Good Riddance 2022
I just finished getting my continuing education credits to keep up with my certification. Technically, they aren’t due until the end of June, but these things have a way of sneaking up on me, so I decided to get it done now. I guess that can be construed as a new year’s resolution. Not really, but I do want to keep on top of things better. I’ve still got a lot to learn at my job. I don’t want to fall behind on anything.
Lion is probably applauding this. I didn’t think of it in terms of home, but I’ll try. Having said that, I’m not going to give him punishment day swats today. I think he’ll get enough tomorrow during the football game. I don’t know if the opposition is good or not. So far, the games have been fairly close in score although there’s always the possibility of a blowout. His buns are hoping for a low-scoring game with no sacks on our quarterback.
Since I’m not spanking Lion tonight, that leaves time for play. I’ll set up the massage table and give 2022 a sendoff. I can’t guarantee he’ll be able to have an orgasm, or even able to get convincingly hard, but we can try. I think, since many communities ring in the new year with fireworks, Lion should ring out the old year with IcyHot. It seems fitting. Fireworks. Fiery balls. Of course, we also have some ginger in the fridge. It can set his ass hole on fire. Decisions, decisions. I don’t know which he’d like less. Actually, I think I do. Ginger isn’t quite as combustible as IcyHot. Of course I’ll use IcyHot! You would too.

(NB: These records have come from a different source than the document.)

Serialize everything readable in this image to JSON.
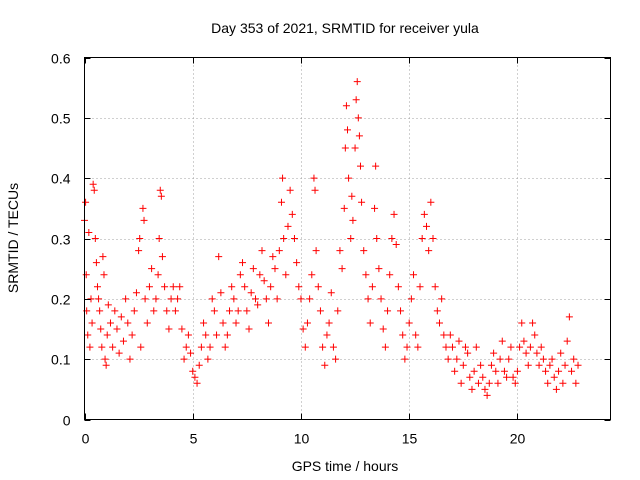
{
  "chart_data": {
    "type": "scatter",
    "title": "Day 353 of 2021, SRMTID for receiver yula",
    "xlabel": "GPS time / hours",
    "ylabel": "SRMTID / TECUs",
    "xlim": [
      0,
      24.3
    ],
    "ylim": [
      0,
      0.6
    ],
    "x_ticks": [
      0,
      5,
      10,
      15,
      20
    ],
    "x_tick_labels": [
      "0",
      "5",
      "10",
      "15",
      "20"
    ],
    "y_ticks": [
      0,
      0.1,
      0.2,
      0.3,
      0.4,
      0.5,
      0.6
    ],
    "y_tick_labels": [
      "0",
      "0.1",
      "0.2",
      "0.3",
      "0.4",
      "0.5",
      "0.6"
    ],
    "grid": true,
    "marker": "+",
    "color": "#ff0000",
    "series": [
      {
        "name": "SRMTID",
        "points": [
          [
            0.0,
            0.33
          ],
          [
            0.05,
            0.36
          ],
          [
            0.08,
            0.24
          ],
          [
            0.1,
            0.18
          ],
          [
            0.15,
            0.14
          ],
          [
            0.2,
            0.31
          ],
          [
            0.25,
            0.12
          ],
          [
            0.3,
            0.2
          ],
          [
            0.35,
            0.16
          ],
          [
            0.4,
            0.39
          ],
          [
            0.45,
            0.38
          ],
          [
            0.5,
            0.3
          ],
          [
            0.55,
            0.26
          ],
          [
            0.6,
            0.22
          ],
          [
            0.65,
            0.2
          ],
          [
            0.7,
            0.18
          ],
          [
            0.75,
            0.15
          ],
          [
            0.8,
            0.12
          ],
          [
            0.85,
            0.27
          ],
          [
            0.9,
            0.24
          ],
          [
            0.95,
            0.1
          ],
          [
            1.0,
            0.09
          ],
          [
            1.05,
            0.14
          ],
          [
            1.1,
            0.19
          ],
          [
            1.2,
            0.16
          ],
          [
            1.3,
            0.12
          ],
          [
            1.4,
            0.18
          ],
          [
            1.5,
            0.15
          ],
          [
            1.6,
            0.11
          ],
          [
            1.7,
            0.17
          ],
          [
            1.8,
            0.13
          ],
          [
            1.9,
            0.2
          ],
          [
            2.0,
            0.16
          ],
          [
            2.1,
            0.1
          ],
          [
            2.2,
            0.14
          ],
          [
            2.3,
            0.18
          ],
          [
            2.4,
            0.21
          ],
          [
            2.5,
            0.28
          ],
          [
            2.55,
            0.3
          ],
          [
            2.6,
            0.12
          ],
          [
            2.7,
            0.35
          ],
          [
            2.75,
            0.33
          ],
          [
            2.8,
            0.2
          ],
          [
            2.9,
            0.16
          ],
          [
            3.0,
            0.22
          ],
          [
            3.1,
            0.25
          ],
          [
            3.2,
            0.18
          ],
          [
            3.3,
            0.2
          ],
          [
            3.4,
            0.24
          ],
          [
            3.45,
            0.3
          ],
          [
            3.5,
            0.38
          ],
          [
            3.55,
            0.37
          ],
          [
            3.6,
            0.27
          ],
          [
            3.7,
            0.22
          ],
          [
            3.8,
            0.18
          ],
          [
            3.9,
            0.15
          ],
          [
            4.0,
            0.2
          ],
          [
            4.1,
            0.22
          ],
          [
            4.2,
            0.18
          ],
          [
            4.3,
            0.2
          ],
          [
            4.4,
            0.22
          ],
          [
            4.5,
            0.15
          ],
          [
            4.6,
            0.1
          ],
          [
            4.7,
            0.12
          ],
          [
            4.8,
            0.14
          ],
          [
            4.9,
            0.11
          ],
          [
            5.0,
            0.08
          ],
          [
            5.1,
            0.07
          ],
          [
            5.2,
            0.06
          ],
          [
            5.3,
            0.09
          ],
          [
            5.4,
            0.12
          ],
          [
            5.5,
            0.16
          ],
          [
            5.6,
            0.14
          ],
          [
            5.7,
            0.1
          ],
          [
            5.8,
            0.12
          ],
          [
            5.9,
            0.2
          ],
          [
            6.0,
            0.18
          ],
          [
            6.1,
            0.14
          ],
          [
            6.2,
            0.27
          ],
          [
            6.3,
            0.21
          ],
          [
            6.4,
            0.16
          ],
          [
            6.5,
            0.12
          ],
          [
            6.6,
            0.14
          ],
          [
            6.7,
            0.18
          ],
          [
            6.8,
            0.22
          ],
          [
            6.9,
            0.2
          ],
          [
            7.0,
            0.16
          ],
          [
            7.1,
            0.18
          ],
          [
            7.2,
            0.24
          ],
          [
            7.3,
            0.26
          ],
          [
            7.4,
            0.22
          ],
          [
            7.5,
            0.18
          ],
          [
            7.6,
            0.15
          ],
          [
            7.7,
            0.21
          ],
          [
            7.8,
            0.25
          ],
          [
            7.9,
            0.2
          ],
          [
            8.0,
            0.19
          ],
          [
            8.1,
            0.24
          ],
          [
            8.2,
            0.28
          ],
          [
            8.3,
            0.23
          ],
          [
            8.4,
            0.2
          ],
          [
            8.5,
            0.16
          ],
          [
            8.6,
            0.22
          ],
          [
            8.7,
            0.27
          ],
          [
            8.8,
            0.25
          ],
          [
            8.9,
            0.2
          ],
          [
            9.0,
            0.28
          ],
          [
            9.1,
            0.36
          ],
          [
            9.15,
            0.4
          ],
          [
            9.2,
            0.3
          ],
          [
            9.3,
            0.24
          ],
          [
            9.4,
            0.32
          ],
          [
            9.5,
            0.38
          ],
          [
            9.6,
            0.34
          ],
          [
            9.7,
            0.3
          ],
          [
            9.8,
            0.26
          ],
          [
            9.9,
            0.22
          ],
          [
            10.0,
            0.2
          ],
          [
            10.1,
            0.15
          ],
          [
            10.2,
            0.12
          ],
          [
            10.3,
            0.16
          ],
          [
            10.4,
            0.2
          ],
          [
            10.5,
            0.24
          ],
          [
            10.6,
            0.4
          ],
          [
            10.65,
            0.38
          ],
          [
            10.7,
            0.28
          ],
          [
            10.8,
            0.22
          ],
          [
            10.9,
            0.18
          ],
          [
            11.0,
            0.12
          ],
          [
            11.1,
            0.09
          ],
          [
            11.2,
            0.14
          ],
          [
            11.3,
            0.16
          ],
          [
            11.4,
            0.21
          ],
          [
            11.5,
            0.12
          ],
          [
            11.6,
            0.1
          ],
          [
            11.7,
            0.18
          ],
          [
            11.8,
            0.28
          ],
          [
            11.9,
            0.25
          ],
          [
            12.0,
            0.35
          ],
          [
            12.05,
            0.45
          ],
          [
            12.1,
            0.52
          ],
          [
            12.15,
            0.48
          ],
          [
            12.2,
            0.4
          ],
          [
            12.3,
            0.3
          ],
          [
            12.35,
            0.37
          ],
          [
            12.4,
            0.33
          ],
          [
            12.5,
            0.45
          ],
          [
            12.55,
            0.53
          ],
          [
            12.6,
            0.56
          ],
          [
            12.65,
            0.5
          ],
          [
            12.7,
            0.47
          ],
          [
            12.75,
            0.42
          ],
          [
            12.8,
            0.36
          ],
          [
            12.9,
            0.28
          ],
          [
            13.0,
            0.24
          ],
          [
            13.1,
            0.2
          ],
          [
            13.2,
            0.16
          ],
          [
            13.3,
            0.22
          ],
          [
            13.4,
            0.35
          ],
          [
            13.45,
            0.42
          ],
          [
            13.5,
            0.3
          ],
          [
            13.6,
            0.25
          ],
          [
            13.7,
            0.2
          ],
          [
            13.8,
            0.15
          ],
          [
            13.9,
            0.12
          ],
          [
            14.0,
            0.18
          ],
          [
            14.1,
            0.24
          ],
          [
            14.2,
            0.3
          ],
          [
            14.3,
            0.34
          ],
          [
            14.4,
            0.29
          ],
          [
            14.5,
            0.22
          ],
          [
            14.6,
            0.18
          ],
          [
            14.7,
            0.14
          ],
          [
            14.8,
            0.1
          ],
          [
            14.9,
            0.12
          ],
          [
            15.0,
            0.16
          ],
          [
            15.1,
            0.2
          ],
          [
            15.2,
            0.24
          ],
          [
            15.3,
            0.14
          ],
          [
            15.4,
            0.12
          ],
          [
            15.5,
            0.22
          ],
          [
            15.6,
            0.3
          ],
          [
            15.7,
            0.34
          ],
          [
            15.8,
            0.32
          ],
          [
            15.9,
            0.28
          ],
          [
            16.0,
            0.36
          ],
          [
            16.1,
            0.3
          ],
          [
            16.2,
            0.22
          ],
          [
            16.3,
            0.18
          ],
          [
            16.4,
            0.16
          ],
          [
            16.5,
            0.2
          ],
          [
            16.6,
            0.14
          ],
          [
            16.7,
            0.12
          ],
          [
            16.8,
            0.1
          ],
          [
            16.9,
            0.14
          ],
          [
            17.0,
            0.12
          ],
          [
            17.1,
            0.08
          ],
          [
            17.2,
            0.1
          ],
          [
            17.3,
            0.13
          ],
          [
            17.4,
            0.06
          ],
          [
            17.5,
            0.09
          ],
          [
            17.6,
            0.12
          ],
          [
            17.7,
            0.11
          ],
          [
            17.8,
            0.07
          ],
          [
            17.9,
            0.05
          ],
          [
            18.0,
            0.08
          ],
          [
            18.1,
            0.12
          ],
          [
            18.2,
            0.06
          ],
          [
            18.3,
            0.09
          ],
          [
            18.4,
            0.07
          ],
          [
            18.5,
            0.05
          ],
          [
            18.6,
            0.04
          ],
          [
            18.7,
            0.06
          ],
          [
            18.8,
            0.09
          ],
          [
            18.9,
            0.11
          ],
          [
            19.0,
            0.08
          ],
          [
            19.1,
            0.06
          ],
          [
            19.2,
            0.1
          ],
          [
            19.3,
            0.13
          ],
          [
            19.4,
            0.08
          ],
          [
            19.5,
            0.07
          ],
          [
            19.6,
            0.1
          ],
          [
            19.7,
            0.12
          ],
          [
            19.8,
            0.07
          ],
          [
            19.9,
            0.06
          ],
          [
            20.0,
            0.08
          ],
          [
            20.1,
            0.12
          ],
          [
            20.2,
            0.16
          ],
          [
            20.3,
            0.13
          ],
          [
            20.4,
            0.11
          ],
          [
            20.5,
            0.09
          ],
          [
            20.6,
            0.12
          ],
          [
            20.7,
            0.16
          ],
          [
            20.8,
            0.14
          ],
          [
            20.9,
            0.11
          ],
          [
            21.0,
            0.09
          ],
          [
            21.1,
            0.12
          ],
          [
            21.2,
            0.1
          ],
          [
            21.3,
            0.08
          ],
          [
            21.4,
            0.06
          ],
          [
            21.5,
            0.09
          ],
          [
            21.6,
            0.1
          ],
          [
            21.7,
            0.07
          ],
          [
            21.8,
            0.05
          ],
          [
            21.9,
            0.08
          ],
          [
            22.0,
            0.11
          ],
          [
            22.1,
            0.06
          ],
          [
            22.2,
            0.09
          ],
          [
            22.3,
            0.13
          ],
          [
            22.4,
            0.17
          ],
          [
            22.5,
            0.08
          ],
          [
            22.6,
            0.1
          ],
          [
            22.7,
            0.06
          ],
          [
            22.8,
            0.09
          ]
        ]
      }
    ]
  }
}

We’re having steak for dinner. We’ll have the last of our Lambrusco either with dinner or at midnight. As long as we’ve been together, I only remember going out for New Year’s Eve once or twice. I think we were at the symphony five or six years ago. Other than that, we are a stay-at-home couple. We watch the ball drop in Times Square. It’s delayed for the west coast, but we watched even when we were in New York. It’s usually too cold and definitely too crowded to actually go to Times Square. My son did it once. More power to him. Nope, we’ll be snuggled in our toasty bed when the clock strikes twelve.